Personal information
- Full name: José Javier Cobos Castillo
- Date of birth: 23 April 1968 (age 57)
- Place of birth: Strasbourg, France
- Height: 1.80 m (5 ft 11 in)
- Position(s): Left-back, centre-back

Youth career
- Strasbourg

Senior career*
- Years: Team / Apps / (Gls)
- 1988–1993: Strasbourg / 153 / (10)
- 1993–1996: Paris Saint-Germain / 76 / (1)
- 1996–1998: Espanyol / 54 / (1)
- 1998–1999: Toulouse / 21 / (0)
- 1999–2005: Nice / 171 / (7)
- Total:  / 475 / (19)

Managerial career
- 2005–2007: Nice (assistant)

= José Cobos (footballer) =

French footballer (born 1968)

José Javier Cobos Castillo (born 23 April 1968), known as Cobos, is a French former professional footballer who played as a left-back.

==Career==
Born in Strasbourg, Cobos started playing professionally with hometown club Strasbourg, helping it return to Ligue 1 in 1992. He had already played in the top flight in the 1988–89 season, his official debut coming on 30 July 1988 in a 1–0 away loss against Montpellier.

Afterwards, Cobos spent three-and-a-half years with Paris Saint-Germain, helping with 14 matches as the capital side won the league in 1994 and he was a more important part of the first-team unit in the following season, as they conquered the Coupe de France. Additionally, in the latter season, he played in all the games to help his team reach the last-four in the European Cup. He also helped them win the 1995–96 UEFA Cup Winners' Cup, but he was not part of the squad for the final, and the 1995 Trophée des Champions.

Late into 1996, Cobos moved to the land of his ancestors, signing with Spain's Espanyol and being a regular during his stay. Aged 30, he returned to his country, playing one year with Toulouse then joining Nice, which he helped promote to the top level in his third season by appearing in ten matches – ironically, he would feature significantly more in the following years, with the Côte d'Azur side always maintaining their division status.

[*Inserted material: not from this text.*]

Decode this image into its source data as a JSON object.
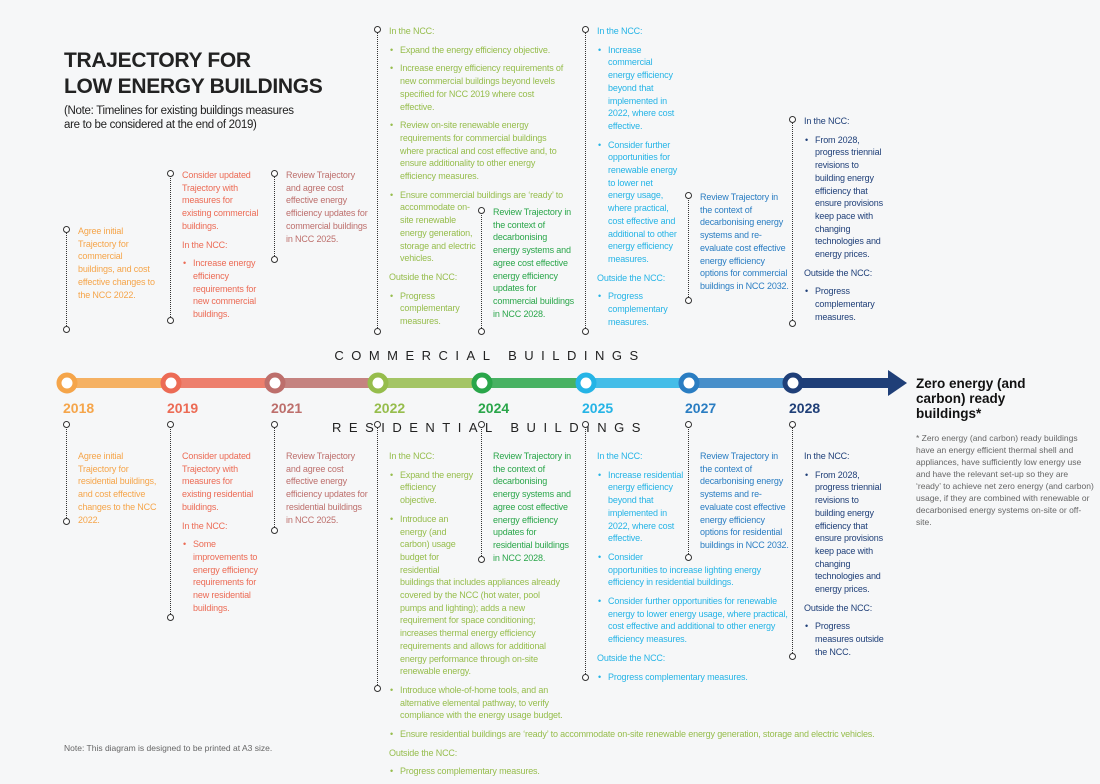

After retiring, with French first division totals of 251 games and 13 goals (plus 170 and five in Ligue 2), Cobos continued to work with his last club, serving a two-year spell as assistant coach. In January 2009, two years after leaving Nice, he joined Monaco as its director of football, but only lasted three months in office.

==Personal life==
Cobos' older brother, Vincent, was also a footballer and a defender. He too played mainly for Strasbourg, and the siblings shared teams from 1988 to 1991.